One of four games held at this month's meeting of the DWG featured Steve M's AWI collection being played using Stand to Games, 'Rise and Fight Again' (RAFA) in a Guilford Courthouse style scenario that sees General Cornwallis try and batter his way through serried lines of American militia before having to tackle the American Continental battalions awaiting them on a hill at the back of the battle lines.
Last month Steve and I ran a play test of our newly acquired rule sets to acquaint ourselves with the differences this set offers versus the Napoleonic 'Over the Hills' set (OTH) and as you will see from the post covering our test game, both came away enthused with the changes.
JJ Wargames - Rise & Fight Again
So with a first run through under our belts it was time to take the new set of rules to the Devon Wargames Group and 'road test' them properly under club conditions, managing a full afternoon club game with two players aside all very unfamiliar with OTH or RAFA.
|View from the American rear with four battalions of Continentals on the hill|
The table above and below shows both forces arrayed for battle with Cornwallis' Redcoats arrayed in a single line either side of the road facing off three lines of militia and continentals, that is until the British decided to shift their attack focus to the British left rather unbalancing the American set up, however the Americans seemed content so off we went.
As in our test game we were using the Napoleonic brigade and army moral cards with dice to overall record fatigue loss and micro dice on the table to capture unit fatigue loss.
|The British line set up and ready to go|
As per most games of Guilford Courthouse I have played both sides contented themselves plying each others forward units with roundshot as the two lines closed and seeing the occasional gun run short of ammunition and much fun had testing penetration as ball shot found its way into rear ranks.
|Just give me two good volleys|
Feeling the discomfort of the British refusing their right flank the American militia and left flank riflemen attempted to reposition their lines amid the field fence rails to try and flank the British approach only to discover the joys of attempting to manoeuvre militia which only got more complicated as the enemy got closer.
To bolster the militia move a few mounted dragoons joined the turning attempt only to find the British gunners supported by some Guard Grenadiers reposition and greet the American advance with some well laid roundshot
|The lines close as the gunners cause early losses|
All the messing about on the British right flank was only a warm up for the start of our battle as the British left closed in on the first line of militia and received the first of about three volleys to greet their arrival; with most of the militiamen resting their muskets on the fence rails to try and make as many of their shots count, as possible.
|Highland infantry taking American roundshot and an early FS loss signified by the red micro-dice|
However with morale ratings of a Fatigue Score (FS) of 4 it didn't take long for one militia unit to go 'wavering' on FS 2 and one to rout on FS 1.
The British line seemed to savour the prospect of an easy win with the 71st Highlanders ignoring the FS 3 lost on their approach as they charged in against the militia to their front on the fence railings.
|British redcoats advancing in open order supported by Tarleton's cavalry|
To their credit the militia stood the charge and managed to get off one more loose volley before being hit by the vengeful Scots who were forced to fight two rounds of melee having only won the first round by one extra casualty.

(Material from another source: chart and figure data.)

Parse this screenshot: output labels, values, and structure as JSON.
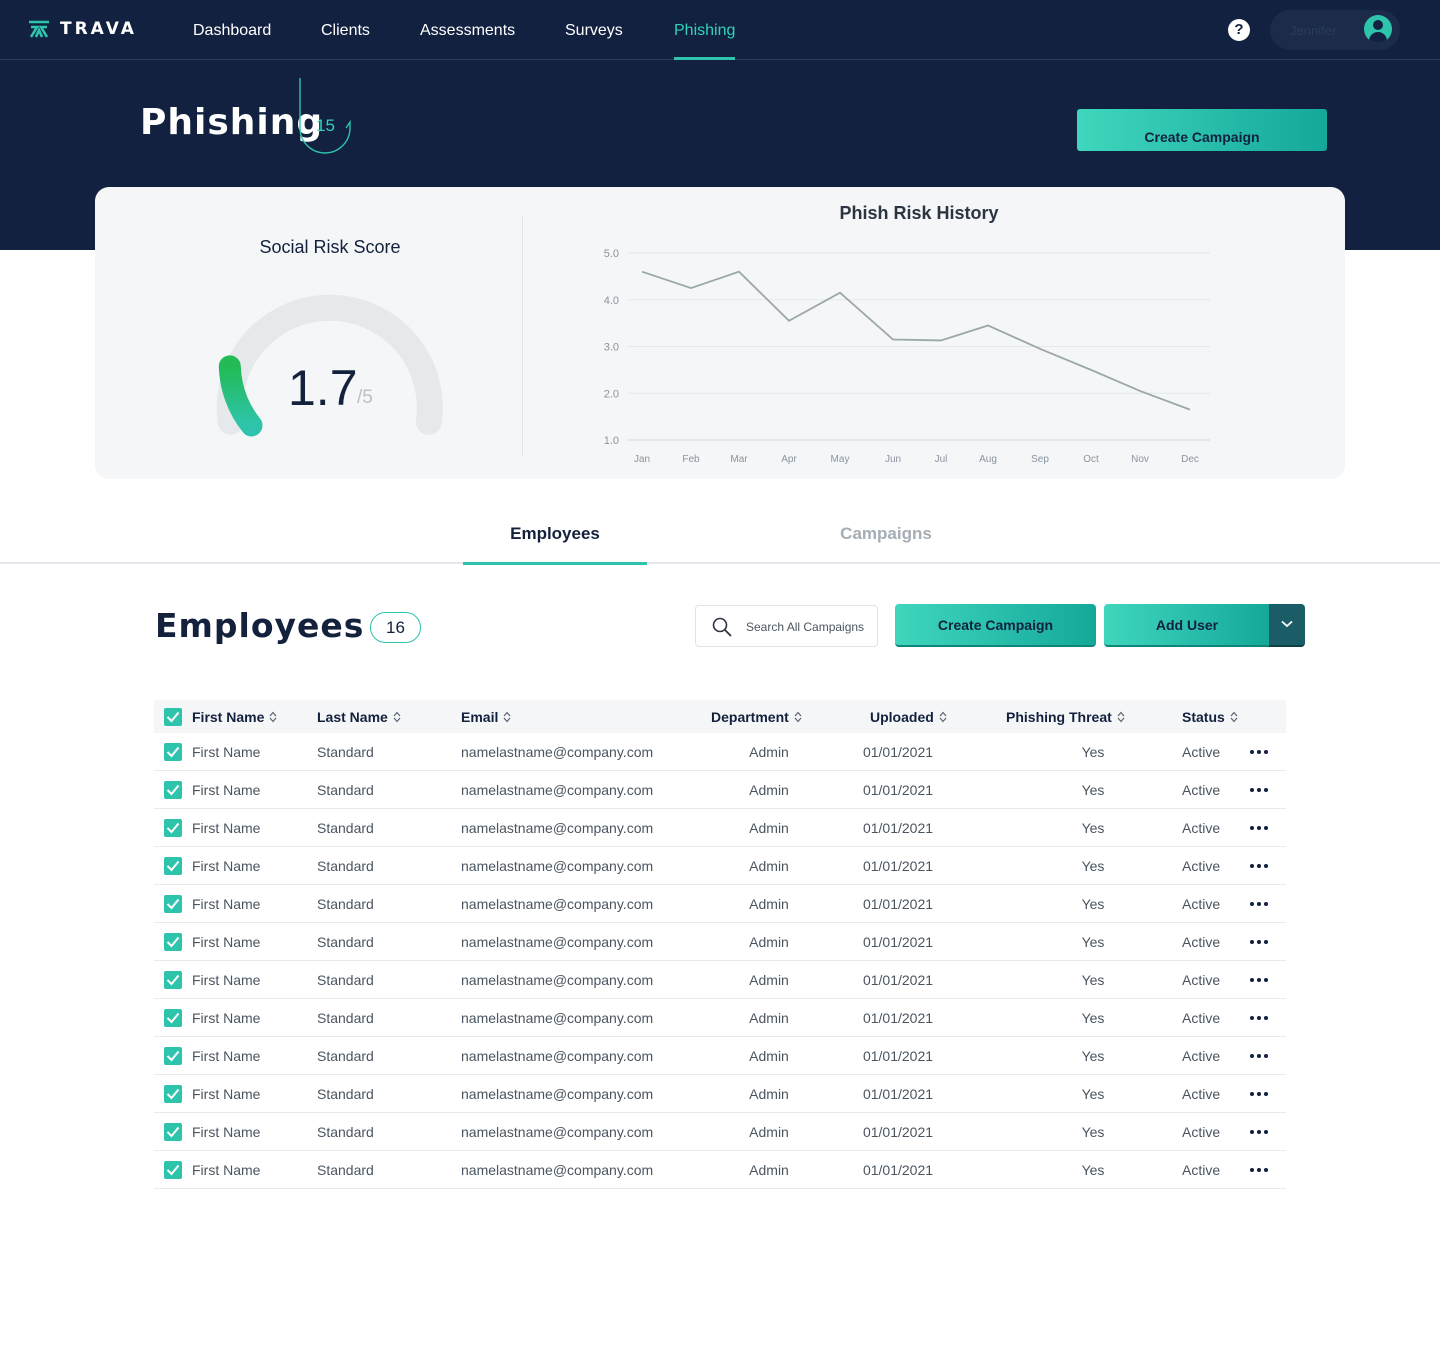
{
  "brand": {
    "name": "TRAVA"
  },
  "nav": {
    "items": [
      {
        "label": "Dashboard"
      },
      {
        "label": "Clients"
      },
      {
        "label": "Assessments"
      },
      {
        "label": "Surveys"
      },
      {
        "label": "Phishing",
        "active": true
      }
    ]
  },
  "user": {
    "name": "Jennifer"
  },
  "hero": {
    "title": "Phishing",
    "count": "15",
    "button_label": "Create Campaign"
  },
  "score": {
    "title": "Social Risk Score",
    "value": "1.7",
    "max": "/5",
    "fraction": 0.34
  },
  "chart_data": {
    "type": "line",
    "title": "Phish Risk History",
    "categories": [
      "Jan",
      "Feb",
      "Mar",
      "Apr",
      "May",
      "Jun",
      "Jul",
      "Aug",
      "Sep",
      "Oct",
      "Nov",
      "Dec"
    ],
    "values": [
      4.6,
      4.25,
      4.6,
      3.55,
      4.15,
      3.15,
      3.13,
      3.45,
      2.95,
      2.5,
      2.05,
      1.65
    ],
    "y_ticks": [
      "5.0",
      "4.0",
      "3.0",
      "2.0",
      "1.0"
    ],
    "ylim": [
      1.0,
      5.0
    ],
    "grid": true,
    "line_color": "#9aa7ab"
  },
  "tabs": [
    {
      "label": "Employees",
      "active": true
    },
    {
      "label": "Campaigns",
      "active": false
    }
  ],
  "employees": {
    "title": "Employees",
    "count": "16",
    "search_placeholder": "Search All Campaigns",
    "create_label": "Create Campaign",
    "add_user_label": "Add User"
  },
  "table": {
    "columns": [
      "First Name",
      "Last Name",
      "Email",
      "Department",
      "Uploaded",
      "Phishing Threat",
      "Status"
    ],
    "rows": [
      {
        "first": "First Name",
        "last": "Standard",
        "email": "namelastname@company.com",
        "department": "Admin",
        "uploaded": "01/01/2021",
        "threat": "Yes",
        "status": "Active"
      },
      {
        "first": "First Name",
        "last": "Standard",
        "email": "namelastname@company.com",
        "department": "Admin",
        "uploaded": "01/01/2021",
        "threat": "Yes",
        "status": "Active"
      },
      {
        "first": "First Name",
        "last": "Standard",
        "email": "namelastname@company.com",
        "department": "Admin",
        "uploaded": "01/01/2021",
        "threat": "Yes",
        "status": "Active"
      },
      {
        "first": "First Name",
        "last": "Standard",
        "email": "namelastname@company.com",
        "department": "Admin",
        "uploaded": "01/01/2021",
        "threat": "Yes",
        "status": "Active"
      },
      {
        "first": "First Name",
        "last": "Standard",
        "email": "namelastname@company.com",
        "department": "Admin",
        "uploaded": "01/01/2021",
        "threat": "Yes",
        "status": "Active"
      },
      {
        "first": "First Name",
        "last": "Standard",
        "email": "namelastname@company.com",
        "department": "Admin",
        "uploaded": "01/01/2021",
        "threat": "Yes",
        "status": "Active"
      },
      {
        "first": "First Name",
        "last": "Standard",
        "email": "namelastname@company.com",
        "department": "Admin",
        "uploaded": "01/01/2021",
        "threat": "Yes",
        "status": "Active"
      },
      {
        "first": "First Name",
        "last": "Standard",
        "email": "namelastname@company.com",
        "department": "Admin",
        "uploaded": "01/01/2021",
        "threat": "Yes",
        "status": "Active"
      },
      {
        "first": "First Name",
        "last": "Standard",
        "email": "namelastname@company.com",
        "department": "Admin",
        "uploaded": "01/01/2021",
        "threat": "Yes",
        "status": "Active"
      },
      {
        "first": "First Name",
        "last": "Standard",
        "email": "namelastname@company.com",
        "department": "Admin",
        "uploaded": "01/01/2021",
        "threat": "Yes",
        "status": "Active"
      },
      {
        "first": "First Name",
        "last": "Standard",
        "email": "namelastname@company.com",
        "department": "Admin",
        "uploaded": "01/01/2021",
        "threat": "Yes",
        "status": "Active"
      },
      {
        "first": "First Name",
        "last": "Standard",
        "email": "namelastname@company.com",
        "department": "Admin",
        "uploaded": "01/01/2021",
        "threat": "Yes",
        "status": "Active"
      }
    ]
  },
  "colors": {
    "navy": "#12213f",
    "accent": "#2ec4ac",
    "accent_light": "#33d1b8",
    "gauge_green": "#22bb55",
    "gauge_track": "#e6e9eb"
  },
  "icons": {
    "logo": "trava-logo-icon",
    "help": "help-icon",
    "avatar": "user-avatar-icon",
    "search": "search-icon",
    "checkbox": "checkbox-checked-icon",
    "sort": "sort-icon",
    "more": "more-dots-icon",
    "dropdown": "chevron-down-icon",
    "hook": "fishing-hook-icon"
  }
}
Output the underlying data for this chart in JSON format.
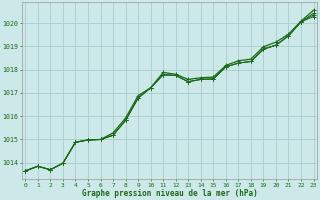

The militia lacking bayonets were beaten soundly on the second round of combat and their casualty count took their brigade over the FS total causing all their remaining units to be removed from the table.
|In go the Highlanders|
The British line surged forward through the trees as the second American line started to step back with snarling highlanders crashing forward to their front and Tarleton's Legionary cavalry feeling out the right flank of the American line.
|The charge proved to much for the militia and the ground was taken|
As the middle line started to grapple with the British we stopped our game. We ended up playing later than normal, as the day included our Annual General Meeting but we must have played about ten or twelve moves in the game with all the players clearly getting the play sequence and methods for resolving firing, combat and morale tests with less input from either Steve or myself.
In addition the rules only reinforced our first impression seemingly to really capture the feel of an AWI game which was very encouraging.
It would have been nice to have seen the Guards going up against the four battalions of continentals but that little contest will have to await future games, but the interesting aspect was that both sides army morale states were closely tracking the other with a slight advantage resting with the Americans by about five FS in their favour but with both armies fatigued down from scores of about FS 45 to about FS 25 at the close of play.
This close score suggests a really tight outcome with the result still favouring the American force but still causing them to vacate the field of battle, with history repeated.
For a couple of our players this was the first run through of the Stand to Games, game engine of Fatigue that is common to their three rule sets covering Napoleonics, AWI and ACW and with ACW in mind they were keen to see how FS was used to moderate the game.
By common consent all the players had a good time playing RAFA and as game moderators running the rules for the first time we both found them pretty straight forward giving lots of flavour with little complication all be it we had to keep ourselves occasionally from interpreting a situation with OTH in mind.
Thank you to Steve M for pulling the scenario together and bringing the toys along and to Steve L, Mr Steve, John and Si for providing a very entertaining days gaming.